O Garotinho

Um garotinho magrinho, fraquinho, mal alimentado e bastante pobre conseguiu uma vaga para entrar para a escola. Seu pai, um homem honesto e trabalhador, sustentava seus oito filhos com dificuldade, pois seu emprego pagava muito pouco. Apesar de ele nunca ter tido a oportunidade de estudar e, mesmo sendo analfabeto, poderia facilmente dar aulas de ética em muitas faculdades brasileiras. Enfim, quando recebeu a carta e entregou-a ao seu filho mais velho para que pudesse lê-la em voz alta, descobriu que o seu caçula havia conseguido a vaga. A emoção do pai foi tamanha que não existem palavras para descrever a sensação e a emoção que ele sentira por conta desta notícia. Ou, simplesmente, o autor desta estória foi incapaz de encontrá-las. O importante é que a sua missão estava realizada, seu filho iria estudar.
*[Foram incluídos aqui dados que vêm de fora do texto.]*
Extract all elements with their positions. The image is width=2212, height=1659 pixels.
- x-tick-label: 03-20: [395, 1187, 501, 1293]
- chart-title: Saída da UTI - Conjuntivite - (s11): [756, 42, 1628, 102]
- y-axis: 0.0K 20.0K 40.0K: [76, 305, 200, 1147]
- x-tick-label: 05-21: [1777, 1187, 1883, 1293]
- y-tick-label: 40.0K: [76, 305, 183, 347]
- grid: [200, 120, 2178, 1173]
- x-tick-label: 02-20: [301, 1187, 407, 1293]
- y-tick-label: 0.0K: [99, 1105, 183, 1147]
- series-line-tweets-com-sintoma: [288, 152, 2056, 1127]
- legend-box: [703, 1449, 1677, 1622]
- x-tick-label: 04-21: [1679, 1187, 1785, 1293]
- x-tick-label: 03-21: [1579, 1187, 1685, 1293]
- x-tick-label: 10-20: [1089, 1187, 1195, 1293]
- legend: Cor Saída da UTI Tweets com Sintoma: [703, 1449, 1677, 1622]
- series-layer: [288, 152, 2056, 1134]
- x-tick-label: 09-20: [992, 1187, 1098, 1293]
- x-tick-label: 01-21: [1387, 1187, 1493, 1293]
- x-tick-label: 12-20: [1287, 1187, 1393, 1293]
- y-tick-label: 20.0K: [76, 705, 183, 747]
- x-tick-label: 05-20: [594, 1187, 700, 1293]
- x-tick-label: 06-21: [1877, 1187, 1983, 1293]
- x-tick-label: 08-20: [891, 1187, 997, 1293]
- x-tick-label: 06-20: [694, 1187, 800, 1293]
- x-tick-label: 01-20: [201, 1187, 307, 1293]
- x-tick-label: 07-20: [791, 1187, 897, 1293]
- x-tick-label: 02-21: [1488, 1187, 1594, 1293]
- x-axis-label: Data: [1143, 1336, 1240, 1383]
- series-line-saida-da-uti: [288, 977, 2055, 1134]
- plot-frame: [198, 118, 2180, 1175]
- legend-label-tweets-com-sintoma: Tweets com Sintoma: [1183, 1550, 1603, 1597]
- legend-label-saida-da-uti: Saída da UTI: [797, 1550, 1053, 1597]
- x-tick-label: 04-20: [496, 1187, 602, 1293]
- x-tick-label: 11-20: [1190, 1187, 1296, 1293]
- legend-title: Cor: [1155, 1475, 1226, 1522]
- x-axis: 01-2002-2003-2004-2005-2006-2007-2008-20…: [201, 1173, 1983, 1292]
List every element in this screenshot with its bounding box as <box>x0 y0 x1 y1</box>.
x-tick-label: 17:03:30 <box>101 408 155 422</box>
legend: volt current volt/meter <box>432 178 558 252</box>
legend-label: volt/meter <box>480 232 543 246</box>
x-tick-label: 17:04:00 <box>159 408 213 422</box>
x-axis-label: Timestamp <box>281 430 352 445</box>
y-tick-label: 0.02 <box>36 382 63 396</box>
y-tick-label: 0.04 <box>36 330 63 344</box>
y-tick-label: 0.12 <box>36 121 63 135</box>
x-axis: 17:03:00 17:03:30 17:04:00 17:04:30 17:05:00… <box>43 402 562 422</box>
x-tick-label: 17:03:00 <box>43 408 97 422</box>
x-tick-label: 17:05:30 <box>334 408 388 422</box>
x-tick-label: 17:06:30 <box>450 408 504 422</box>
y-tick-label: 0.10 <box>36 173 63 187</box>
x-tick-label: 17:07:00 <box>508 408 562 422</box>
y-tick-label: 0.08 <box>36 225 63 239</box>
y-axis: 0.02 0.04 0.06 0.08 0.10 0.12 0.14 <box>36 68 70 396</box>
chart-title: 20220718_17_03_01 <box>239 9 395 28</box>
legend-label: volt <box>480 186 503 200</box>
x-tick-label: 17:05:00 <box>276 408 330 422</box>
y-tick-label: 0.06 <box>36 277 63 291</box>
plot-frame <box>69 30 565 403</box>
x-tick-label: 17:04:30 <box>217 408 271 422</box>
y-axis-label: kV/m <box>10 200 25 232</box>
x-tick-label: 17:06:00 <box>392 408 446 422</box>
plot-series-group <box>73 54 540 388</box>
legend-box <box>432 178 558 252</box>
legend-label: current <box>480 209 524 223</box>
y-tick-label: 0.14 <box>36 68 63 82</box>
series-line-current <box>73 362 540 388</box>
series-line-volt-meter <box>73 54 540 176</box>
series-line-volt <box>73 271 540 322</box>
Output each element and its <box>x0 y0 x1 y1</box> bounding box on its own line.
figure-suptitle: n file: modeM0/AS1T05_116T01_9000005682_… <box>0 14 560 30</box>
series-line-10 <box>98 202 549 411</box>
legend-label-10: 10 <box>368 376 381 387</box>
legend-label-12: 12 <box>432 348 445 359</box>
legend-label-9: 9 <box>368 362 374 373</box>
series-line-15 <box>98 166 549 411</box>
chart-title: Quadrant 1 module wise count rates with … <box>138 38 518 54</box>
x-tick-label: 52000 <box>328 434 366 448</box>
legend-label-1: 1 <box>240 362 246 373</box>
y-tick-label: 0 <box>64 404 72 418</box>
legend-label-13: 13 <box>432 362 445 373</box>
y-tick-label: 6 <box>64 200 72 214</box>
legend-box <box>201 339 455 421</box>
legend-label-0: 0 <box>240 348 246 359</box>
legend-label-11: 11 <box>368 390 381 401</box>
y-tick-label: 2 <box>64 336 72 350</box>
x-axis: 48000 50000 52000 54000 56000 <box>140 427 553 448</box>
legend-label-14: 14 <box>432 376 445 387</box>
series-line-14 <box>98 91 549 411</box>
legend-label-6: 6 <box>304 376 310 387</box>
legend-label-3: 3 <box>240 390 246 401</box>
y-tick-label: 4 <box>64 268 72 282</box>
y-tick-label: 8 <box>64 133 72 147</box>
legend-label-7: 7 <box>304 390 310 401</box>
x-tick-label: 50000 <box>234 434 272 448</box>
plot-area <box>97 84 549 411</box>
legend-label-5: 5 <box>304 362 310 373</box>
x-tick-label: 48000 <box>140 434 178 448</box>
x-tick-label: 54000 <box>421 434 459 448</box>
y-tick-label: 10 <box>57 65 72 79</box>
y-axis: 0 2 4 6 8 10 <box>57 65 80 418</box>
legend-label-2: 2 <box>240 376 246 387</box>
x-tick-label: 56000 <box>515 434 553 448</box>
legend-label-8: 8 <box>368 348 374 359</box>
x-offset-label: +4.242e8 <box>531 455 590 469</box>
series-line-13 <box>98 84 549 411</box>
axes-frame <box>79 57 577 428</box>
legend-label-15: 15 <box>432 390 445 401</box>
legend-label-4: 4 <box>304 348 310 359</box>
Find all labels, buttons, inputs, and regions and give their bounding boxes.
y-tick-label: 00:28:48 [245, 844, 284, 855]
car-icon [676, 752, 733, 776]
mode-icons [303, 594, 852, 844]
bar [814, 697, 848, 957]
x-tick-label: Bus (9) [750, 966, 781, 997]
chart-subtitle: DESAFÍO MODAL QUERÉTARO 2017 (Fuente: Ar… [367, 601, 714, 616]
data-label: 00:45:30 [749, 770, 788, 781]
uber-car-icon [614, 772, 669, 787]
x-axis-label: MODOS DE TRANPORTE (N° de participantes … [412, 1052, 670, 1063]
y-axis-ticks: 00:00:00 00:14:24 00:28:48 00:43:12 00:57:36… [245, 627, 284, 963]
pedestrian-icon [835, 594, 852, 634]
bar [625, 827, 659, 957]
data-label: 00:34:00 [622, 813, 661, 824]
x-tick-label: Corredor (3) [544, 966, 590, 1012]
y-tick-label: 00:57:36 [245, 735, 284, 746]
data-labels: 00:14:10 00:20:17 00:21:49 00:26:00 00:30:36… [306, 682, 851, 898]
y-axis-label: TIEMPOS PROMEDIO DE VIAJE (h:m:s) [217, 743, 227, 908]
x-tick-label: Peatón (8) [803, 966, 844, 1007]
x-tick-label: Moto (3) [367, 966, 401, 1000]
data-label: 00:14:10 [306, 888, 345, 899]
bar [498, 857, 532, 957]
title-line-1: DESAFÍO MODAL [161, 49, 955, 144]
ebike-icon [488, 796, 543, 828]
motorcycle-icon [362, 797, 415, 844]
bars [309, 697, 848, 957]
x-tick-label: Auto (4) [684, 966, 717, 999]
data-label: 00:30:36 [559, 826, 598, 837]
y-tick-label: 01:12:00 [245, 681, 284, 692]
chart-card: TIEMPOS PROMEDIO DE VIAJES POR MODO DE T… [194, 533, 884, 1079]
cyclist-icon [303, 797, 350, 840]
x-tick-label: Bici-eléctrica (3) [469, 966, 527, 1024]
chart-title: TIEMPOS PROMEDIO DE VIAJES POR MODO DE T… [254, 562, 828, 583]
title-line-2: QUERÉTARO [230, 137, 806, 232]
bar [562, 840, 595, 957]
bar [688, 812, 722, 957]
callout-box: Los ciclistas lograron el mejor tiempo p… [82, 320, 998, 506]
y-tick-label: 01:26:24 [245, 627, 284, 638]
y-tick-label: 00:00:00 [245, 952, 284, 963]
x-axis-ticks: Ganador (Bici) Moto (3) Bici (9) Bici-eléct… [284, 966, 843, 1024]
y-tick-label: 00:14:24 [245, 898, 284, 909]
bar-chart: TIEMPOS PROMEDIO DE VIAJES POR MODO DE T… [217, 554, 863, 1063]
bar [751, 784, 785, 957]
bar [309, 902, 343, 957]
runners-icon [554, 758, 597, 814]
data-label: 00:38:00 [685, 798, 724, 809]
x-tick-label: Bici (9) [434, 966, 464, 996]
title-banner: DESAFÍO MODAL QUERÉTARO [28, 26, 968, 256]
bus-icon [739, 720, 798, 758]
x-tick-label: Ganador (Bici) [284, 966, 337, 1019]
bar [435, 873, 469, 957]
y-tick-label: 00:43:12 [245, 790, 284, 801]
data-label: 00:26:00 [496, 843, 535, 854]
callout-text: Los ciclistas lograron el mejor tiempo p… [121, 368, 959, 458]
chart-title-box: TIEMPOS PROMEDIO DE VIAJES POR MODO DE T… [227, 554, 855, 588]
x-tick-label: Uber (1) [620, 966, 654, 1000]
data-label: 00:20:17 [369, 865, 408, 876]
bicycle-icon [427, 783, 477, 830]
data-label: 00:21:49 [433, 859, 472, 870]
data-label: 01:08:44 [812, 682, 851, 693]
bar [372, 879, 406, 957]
De manhã, o garotinho vestiu os seus habituais trapos e seguiu para a escola. Estava naturalmente assustado com toda aquela movimentação de pessoas grandes e pequenas. E os sentimentos não diminuíram quando conheceu a professora e as suas várias perguntas esquisitas. Durante o recreio fez umas quatro amizades rapidamente (as crianças deveriam ensinar os adultos a conseguir isso tão facilmente) e adorou o almoço: pão com manteiga e refresco de uva. Já no final do turno, ele já conseguia desenhar perfeitamente as primeiras letras do alfabeto à frente dos seus colegas de classe. No caminho de volta para casa, sem querer, arrebentou o seu chinelo e andou o resto do caminho descalço.

Ao chegar em casa, cumprimentou o pai com satisfação e ele debulhou-se novamente em lágrimas. Pouco depois, a campainha soou e uma de suas filhas atendeu a porta. Era a professora do garotinho. O pai, com muita humildade e bons modos, recebeu-a em sua velha e surrada cozinha. A professora estava com uma feição de curiosidade e leve espanto no rosto, quando começou a explicar uma situação ocorrida em sala de aula. As crianças deveriam dar exemplos de objetos que fizessem parte do universo da palavra sugerida por ela. Ou seja, se dissesse “quarto”, os alunos poderiam responder cama, armário, mesa, cadeira. Se dissesse “geladeira”, poderiam responder frutas, manteiga, leite, ovos, e assim por diante.

Entretanto, quando ela revelou o que o garotinho respondera em dado momento, o pai não entendeu nada, não tinha conhecimentos suficientes e mal podia fazer ideia do que isso representava. Mas eu revelo para vocês. A professora dissera “alfaiate” e muitas crianças responderam, inteligentemente, linha, agulha, roupa, tecido, costura, etc. O garotinho, sem ter entendido direito a regra do jogo (ou entendido de um jeito que poucos compreendem), respondeu “betaiate”, “gamaiate”, “deltaiate”. Em seguida, a professora se retirou, elogiando o seu filho, e o pai agradeceu. Bem, talvez um dia todos nós saibamos o final dessa história. Ou não, pois é provável que o garotinho não chegue a lugar nenhum enquanto as chances de vida para os menos afortunados forem baseadas na pura sorte.